Lynne Read

Personal information
- Full name: Lynne Read
- Born: 1948 (age 77–78) Hertfordshire, England
- Batting: Left-handed
- Role: Wicket-keeper

International information
- National sides: Young England (1973); England (1976);
- ODI debut (cap 10/19): 23 June 1973 Young England v Australia
- Last ODI: 1 August 1976 England v Australia

Domestic team information
- 1972–1978: East Anglia

Career statistics
| Competition | WODI | WFC | WLA |
| Matches | 7 | 5 | 9 |
| Runs scored | 10 | 33 | 10 |
| Batting average | 5.00 | 33.00 | 3.33 |
| 100s/50s | 0/0 | 0/0 | 0/0 |
| Top score | 5 | 14* | 5 |
| Catches/stumpings | 4/3 | 4/6 | 4/3 |
- Source: CricketArchive, 13 March 2021

= Lynne Read =

English cricketer (born 1948)

Lynne Read (born 1948) is an English former cricketer who played as a wicket-keeper and left-handed batter.
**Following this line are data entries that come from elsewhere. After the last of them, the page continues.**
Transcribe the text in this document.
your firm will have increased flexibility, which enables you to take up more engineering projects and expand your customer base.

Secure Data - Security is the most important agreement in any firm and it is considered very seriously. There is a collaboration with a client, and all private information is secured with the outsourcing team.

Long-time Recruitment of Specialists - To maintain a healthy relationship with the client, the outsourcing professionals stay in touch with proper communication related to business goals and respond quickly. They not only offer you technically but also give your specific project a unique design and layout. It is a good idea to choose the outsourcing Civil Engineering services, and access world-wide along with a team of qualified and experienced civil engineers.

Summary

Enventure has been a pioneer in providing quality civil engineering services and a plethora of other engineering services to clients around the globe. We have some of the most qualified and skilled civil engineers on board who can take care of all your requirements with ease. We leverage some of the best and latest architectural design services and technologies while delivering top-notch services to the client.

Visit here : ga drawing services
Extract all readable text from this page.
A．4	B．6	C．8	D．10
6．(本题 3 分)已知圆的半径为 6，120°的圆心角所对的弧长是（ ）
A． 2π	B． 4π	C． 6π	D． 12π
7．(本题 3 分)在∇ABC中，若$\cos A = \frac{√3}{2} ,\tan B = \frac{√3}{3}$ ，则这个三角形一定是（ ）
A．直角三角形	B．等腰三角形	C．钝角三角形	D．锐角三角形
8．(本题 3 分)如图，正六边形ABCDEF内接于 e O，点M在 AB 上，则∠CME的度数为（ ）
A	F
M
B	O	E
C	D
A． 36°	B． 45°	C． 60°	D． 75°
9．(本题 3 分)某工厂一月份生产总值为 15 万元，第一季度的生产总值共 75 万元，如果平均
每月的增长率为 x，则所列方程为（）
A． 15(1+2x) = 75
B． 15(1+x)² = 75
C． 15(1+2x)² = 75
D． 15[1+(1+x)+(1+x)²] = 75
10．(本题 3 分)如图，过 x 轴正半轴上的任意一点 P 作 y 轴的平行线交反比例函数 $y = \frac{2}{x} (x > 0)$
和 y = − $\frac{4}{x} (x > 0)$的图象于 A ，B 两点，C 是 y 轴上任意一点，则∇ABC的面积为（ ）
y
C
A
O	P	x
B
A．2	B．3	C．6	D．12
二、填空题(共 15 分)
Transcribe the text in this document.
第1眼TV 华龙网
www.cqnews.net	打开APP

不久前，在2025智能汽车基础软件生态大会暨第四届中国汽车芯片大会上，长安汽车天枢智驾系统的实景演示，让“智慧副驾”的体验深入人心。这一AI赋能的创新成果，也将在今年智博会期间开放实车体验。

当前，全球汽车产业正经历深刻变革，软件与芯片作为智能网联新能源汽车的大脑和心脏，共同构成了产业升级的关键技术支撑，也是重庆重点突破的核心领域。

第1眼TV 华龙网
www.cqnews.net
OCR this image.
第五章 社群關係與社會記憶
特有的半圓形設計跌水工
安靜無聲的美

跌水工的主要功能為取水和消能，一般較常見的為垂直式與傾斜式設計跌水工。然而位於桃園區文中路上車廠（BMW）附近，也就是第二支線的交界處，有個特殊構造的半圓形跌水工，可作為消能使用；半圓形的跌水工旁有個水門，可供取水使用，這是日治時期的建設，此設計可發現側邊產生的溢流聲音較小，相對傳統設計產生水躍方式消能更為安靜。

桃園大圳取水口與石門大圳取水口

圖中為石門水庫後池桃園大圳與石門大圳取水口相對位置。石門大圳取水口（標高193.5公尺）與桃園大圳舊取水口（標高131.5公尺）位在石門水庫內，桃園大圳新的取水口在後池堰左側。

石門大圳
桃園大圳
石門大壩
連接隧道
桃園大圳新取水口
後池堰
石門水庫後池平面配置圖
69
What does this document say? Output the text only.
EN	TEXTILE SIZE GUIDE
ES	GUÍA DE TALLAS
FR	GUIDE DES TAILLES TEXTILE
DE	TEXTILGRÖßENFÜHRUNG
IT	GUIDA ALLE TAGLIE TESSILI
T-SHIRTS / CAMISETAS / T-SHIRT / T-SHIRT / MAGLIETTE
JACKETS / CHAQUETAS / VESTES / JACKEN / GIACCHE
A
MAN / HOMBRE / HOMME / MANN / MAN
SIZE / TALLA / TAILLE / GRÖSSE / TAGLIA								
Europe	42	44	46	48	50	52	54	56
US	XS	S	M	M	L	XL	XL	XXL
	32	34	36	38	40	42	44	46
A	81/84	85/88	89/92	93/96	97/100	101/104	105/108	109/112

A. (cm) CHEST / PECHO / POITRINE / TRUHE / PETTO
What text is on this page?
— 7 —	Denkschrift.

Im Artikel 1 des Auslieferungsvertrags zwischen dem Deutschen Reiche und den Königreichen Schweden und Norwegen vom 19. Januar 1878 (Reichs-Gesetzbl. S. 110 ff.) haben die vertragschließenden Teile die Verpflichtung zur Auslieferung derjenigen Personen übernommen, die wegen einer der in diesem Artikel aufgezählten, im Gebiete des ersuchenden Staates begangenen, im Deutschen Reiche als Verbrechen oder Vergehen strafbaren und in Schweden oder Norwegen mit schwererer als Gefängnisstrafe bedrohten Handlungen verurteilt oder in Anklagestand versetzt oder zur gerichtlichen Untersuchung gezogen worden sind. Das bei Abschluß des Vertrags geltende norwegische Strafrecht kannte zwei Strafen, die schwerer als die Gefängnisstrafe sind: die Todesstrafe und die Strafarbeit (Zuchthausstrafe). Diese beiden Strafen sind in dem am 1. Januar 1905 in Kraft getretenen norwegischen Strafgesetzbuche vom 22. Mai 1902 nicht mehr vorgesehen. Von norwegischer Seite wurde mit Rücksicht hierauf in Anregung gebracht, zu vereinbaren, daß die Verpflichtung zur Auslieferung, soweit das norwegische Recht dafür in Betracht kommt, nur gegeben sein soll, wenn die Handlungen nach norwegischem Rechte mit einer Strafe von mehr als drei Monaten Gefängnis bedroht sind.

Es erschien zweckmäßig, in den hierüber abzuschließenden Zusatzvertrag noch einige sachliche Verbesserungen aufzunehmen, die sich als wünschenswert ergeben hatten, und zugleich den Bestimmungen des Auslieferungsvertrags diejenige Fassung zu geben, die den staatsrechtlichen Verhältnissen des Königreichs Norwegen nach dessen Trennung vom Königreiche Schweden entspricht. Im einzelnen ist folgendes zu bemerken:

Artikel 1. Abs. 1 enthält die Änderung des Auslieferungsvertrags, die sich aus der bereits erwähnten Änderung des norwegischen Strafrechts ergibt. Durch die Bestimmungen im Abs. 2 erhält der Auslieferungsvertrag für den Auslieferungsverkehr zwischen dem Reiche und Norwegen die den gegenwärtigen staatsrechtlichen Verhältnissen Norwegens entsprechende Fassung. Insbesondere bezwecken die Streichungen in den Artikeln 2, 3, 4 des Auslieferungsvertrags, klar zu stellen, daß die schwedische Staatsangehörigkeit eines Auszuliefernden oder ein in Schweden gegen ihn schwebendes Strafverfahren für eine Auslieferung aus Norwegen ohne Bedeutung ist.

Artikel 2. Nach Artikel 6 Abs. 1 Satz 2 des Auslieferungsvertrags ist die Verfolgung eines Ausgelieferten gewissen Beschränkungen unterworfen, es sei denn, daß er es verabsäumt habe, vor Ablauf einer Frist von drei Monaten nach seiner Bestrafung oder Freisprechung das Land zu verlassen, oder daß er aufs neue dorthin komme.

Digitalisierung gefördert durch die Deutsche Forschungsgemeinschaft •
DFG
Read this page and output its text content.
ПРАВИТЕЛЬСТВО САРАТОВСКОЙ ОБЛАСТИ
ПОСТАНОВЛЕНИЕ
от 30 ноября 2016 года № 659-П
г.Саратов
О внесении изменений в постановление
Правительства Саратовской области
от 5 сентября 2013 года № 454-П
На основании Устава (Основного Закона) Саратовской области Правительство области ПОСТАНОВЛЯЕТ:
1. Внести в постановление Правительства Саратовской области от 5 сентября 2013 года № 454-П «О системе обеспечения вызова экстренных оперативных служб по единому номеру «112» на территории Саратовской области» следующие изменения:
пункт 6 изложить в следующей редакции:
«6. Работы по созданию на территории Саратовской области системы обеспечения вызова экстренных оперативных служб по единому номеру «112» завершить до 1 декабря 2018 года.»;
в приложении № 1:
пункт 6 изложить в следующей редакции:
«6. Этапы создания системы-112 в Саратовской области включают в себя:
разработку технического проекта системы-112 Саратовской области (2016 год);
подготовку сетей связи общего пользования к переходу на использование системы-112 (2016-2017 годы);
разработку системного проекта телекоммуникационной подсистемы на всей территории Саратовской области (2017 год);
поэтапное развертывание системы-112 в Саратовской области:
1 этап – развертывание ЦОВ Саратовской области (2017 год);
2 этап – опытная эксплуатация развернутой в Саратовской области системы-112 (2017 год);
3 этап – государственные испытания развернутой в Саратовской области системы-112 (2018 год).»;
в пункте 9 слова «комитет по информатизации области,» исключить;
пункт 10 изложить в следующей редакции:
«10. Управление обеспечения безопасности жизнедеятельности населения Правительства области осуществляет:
She played for Young England in the 1973 Women's Cricket World Cup and later played one One Day International for the full England side against Australia in 1976. She took four catches, made three stumpings and scored 10 runs in her seven One Day Internationals. She played domestic cricket for East Anglia.